Abstract:
Acute lung injury (ALI) is a serious disorder characterized by the release of pro-inflammatory cytokines and cascade activation of macrophages. Ferroptosis, a form of iron-dependent cell death triggered by intracellular phospholipid peroxidation, has been implicated as an internal mechanism underlying ALI. In this study, we investigated the effects of m6A demethylase fat mass and obesity-associated protein (FTO) on the inhibition of macrophage ferroptosis in ALI. Using a mouse model of lipopolysaccharide (LPS)-induced ALI, we observed the induction of ferroptosis and its co-localization with the macrophage marker F4/80, suggesting that ferroptosis might be induced in macrophages.
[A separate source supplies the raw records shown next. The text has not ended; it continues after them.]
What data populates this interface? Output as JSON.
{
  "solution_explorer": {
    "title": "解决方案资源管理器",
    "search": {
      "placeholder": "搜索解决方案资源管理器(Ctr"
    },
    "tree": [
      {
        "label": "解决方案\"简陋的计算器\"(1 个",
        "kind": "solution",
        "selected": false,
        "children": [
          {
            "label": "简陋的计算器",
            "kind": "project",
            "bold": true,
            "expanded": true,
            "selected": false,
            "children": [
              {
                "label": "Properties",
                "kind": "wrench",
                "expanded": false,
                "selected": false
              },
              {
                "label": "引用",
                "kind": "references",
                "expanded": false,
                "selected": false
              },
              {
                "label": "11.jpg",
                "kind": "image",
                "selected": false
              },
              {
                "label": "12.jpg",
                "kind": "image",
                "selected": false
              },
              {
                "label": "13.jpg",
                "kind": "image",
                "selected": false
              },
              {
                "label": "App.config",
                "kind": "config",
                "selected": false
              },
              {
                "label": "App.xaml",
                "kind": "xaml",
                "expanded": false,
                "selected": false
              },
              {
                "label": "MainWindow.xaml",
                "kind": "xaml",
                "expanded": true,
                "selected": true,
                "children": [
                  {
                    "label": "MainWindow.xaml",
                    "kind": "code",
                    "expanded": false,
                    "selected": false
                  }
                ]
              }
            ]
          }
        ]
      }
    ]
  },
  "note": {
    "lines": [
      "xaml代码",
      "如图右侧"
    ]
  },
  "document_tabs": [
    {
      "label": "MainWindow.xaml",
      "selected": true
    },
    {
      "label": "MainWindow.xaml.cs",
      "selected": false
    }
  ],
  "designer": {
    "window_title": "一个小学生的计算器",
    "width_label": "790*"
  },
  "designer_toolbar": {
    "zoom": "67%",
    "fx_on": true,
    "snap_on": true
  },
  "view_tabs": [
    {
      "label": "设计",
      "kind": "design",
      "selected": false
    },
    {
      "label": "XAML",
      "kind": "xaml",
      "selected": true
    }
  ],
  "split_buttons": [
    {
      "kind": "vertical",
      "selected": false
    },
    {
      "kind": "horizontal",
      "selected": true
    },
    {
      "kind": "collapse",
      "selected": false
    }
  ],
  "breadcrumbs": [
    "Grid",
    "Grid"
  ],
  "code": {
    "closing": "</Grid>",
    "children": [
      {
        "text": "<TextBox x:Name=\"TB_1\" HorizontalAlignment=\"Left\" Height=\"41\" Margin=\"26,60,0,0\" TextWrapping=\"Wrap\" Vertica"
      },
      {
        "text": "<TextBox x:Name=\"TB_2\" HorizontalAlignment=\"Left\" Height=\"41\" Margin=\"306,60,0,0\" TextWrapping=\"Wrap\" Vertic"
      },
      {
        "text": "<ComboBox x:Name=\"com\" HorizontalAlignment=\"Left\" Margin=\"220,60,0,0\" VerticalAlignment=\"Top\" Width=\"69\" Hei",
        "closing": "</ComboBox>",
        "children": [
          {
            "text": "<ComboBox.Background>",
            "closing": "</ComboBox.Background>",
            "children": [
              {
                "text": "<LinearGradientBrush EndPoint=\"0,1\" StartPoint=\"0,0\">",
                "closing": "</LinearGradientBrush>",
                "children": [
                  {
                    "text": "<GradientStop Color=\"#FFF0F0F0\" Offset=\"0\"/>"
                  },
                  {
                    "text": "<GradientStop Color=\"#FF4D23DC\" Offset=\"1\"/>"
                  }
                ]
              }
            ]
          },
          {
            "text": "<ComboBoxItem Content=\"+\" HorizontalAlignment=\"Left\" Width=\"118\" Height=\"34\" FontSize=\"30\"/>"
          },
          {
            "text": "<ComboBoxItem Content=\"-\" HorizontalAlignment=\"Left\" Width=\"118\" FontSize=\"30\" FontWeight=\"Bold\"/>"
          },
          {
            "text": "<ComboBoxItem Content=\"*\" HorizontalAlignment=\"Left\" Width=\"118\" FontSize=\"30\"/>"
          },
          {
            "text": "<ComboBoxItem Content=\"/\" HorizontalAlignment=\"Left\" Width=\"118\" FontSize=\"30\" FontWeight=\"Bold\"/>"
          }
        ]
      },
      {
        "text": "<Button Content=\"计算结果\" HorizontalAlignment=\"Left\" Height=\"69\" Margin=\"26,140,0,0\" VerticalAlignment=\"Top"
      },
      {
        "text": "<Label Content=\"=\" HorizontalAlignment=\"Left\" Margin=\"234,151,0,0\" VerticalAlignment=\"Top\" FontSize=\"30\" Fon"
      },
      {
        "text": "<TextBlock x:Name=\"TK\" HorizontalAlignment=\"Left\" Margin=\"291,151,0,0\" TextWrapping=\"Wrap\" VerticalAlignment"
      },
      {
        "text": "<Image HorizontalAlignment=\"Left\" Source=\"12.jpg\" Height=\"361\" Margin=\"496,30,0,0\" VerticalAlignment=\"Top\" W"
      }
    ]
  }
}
Ferroptosis was promoted during LPS-induced inflammation in macrophages in vitro, and the inflammation was counteracted by the ferroptosis inhibitor ferrostatin-1 (fer-1). Given that FTO showed lower expression levels in the lung tissue of mice with ALI and inflammatory macrophages, we further dissected the regulatory capacity of FTO in ferroptosis. The results demonstrated that FTO alleviated macrophage inflammation by inhibiting ferroptosis. Mechanistically, FTO decreased the stability of ACSL4 mRNA via YTHDF1, subsequently inhibiting ferroptosis and inflammation by interrupting polyunsaturated fatty acid consumption. Moreover, FTO downregulated the synthesis and secretion of prostaglandin E2, thereby reducing ferroptosis and inflammation. In vivo, the FTO inhibitor FB23-2 aggravated lung injury, the inflammatory response, and ferroptosis in mice with ALI; however, fer-1 therapy mitigated these effects. Overall, our findings revealed that FTO may function as an inhibitor of the inflammatory response driven by ferroptosis, emphasizing its potential as a target for ALI treatment.
摘要:
急性肺损伤(ALI)是一种严重的疾病,其特征是促炎细胞因子的释放和巨噬细胞的级联激活。Ferroptosis,一种由细胞内磷脂过氧化引发的铁依赖性细胞死亡,被认为是ALI的内在机制。在这项研究中,我们研究了m6A脱甲基酶脂肪量和肥胖相关蛋白(FTO)对ALI中巨噬细胞铁凋亡的抑制作用。使用脂多糖(LPS)诱导的ALI的小鼠模型,我们观察到铁凋亡的诱导及其与巨噬细胞标记F4/80的共定位,表明在巨噬细胞中可能诱导铁凋亡。在体外LPS诱导的巨噬细胞炎症过程中促进Ferroptosis,并且炎症被铁凋亡抑制剂Feratin-1(Fer-1)抵消。鉴于FTO在ALI和炎性巨噬细胞小鼠的肺组织中显示较低的表达水平,我们进一步剖析了FTO在铁凋亡中的调节能力。结果表明,FTO通过抑制铁凋亡减轻巨噬细胞炎症。机械上,FTO通过YTHDF1降低ACSL4mRNA的稳定性,随后通过中断多不饱和脂肪酸的消耗来抑制铁凋亡和炎症。此外,FTO下调前列腺素E2的合成和分泌,从而减少铁凋亡和炎症。在体内,FTO抑制剂FB23-2加重肺损伤,炎症反应,ALI小鼠的铁死亡;然而,FER-1疗法减轻了这些影响。总的来说,我们的发现表明,FTO可能是铁凋亡引起的炎症反应的抑制剂,强调其作为ALI治疗靶点的潜力。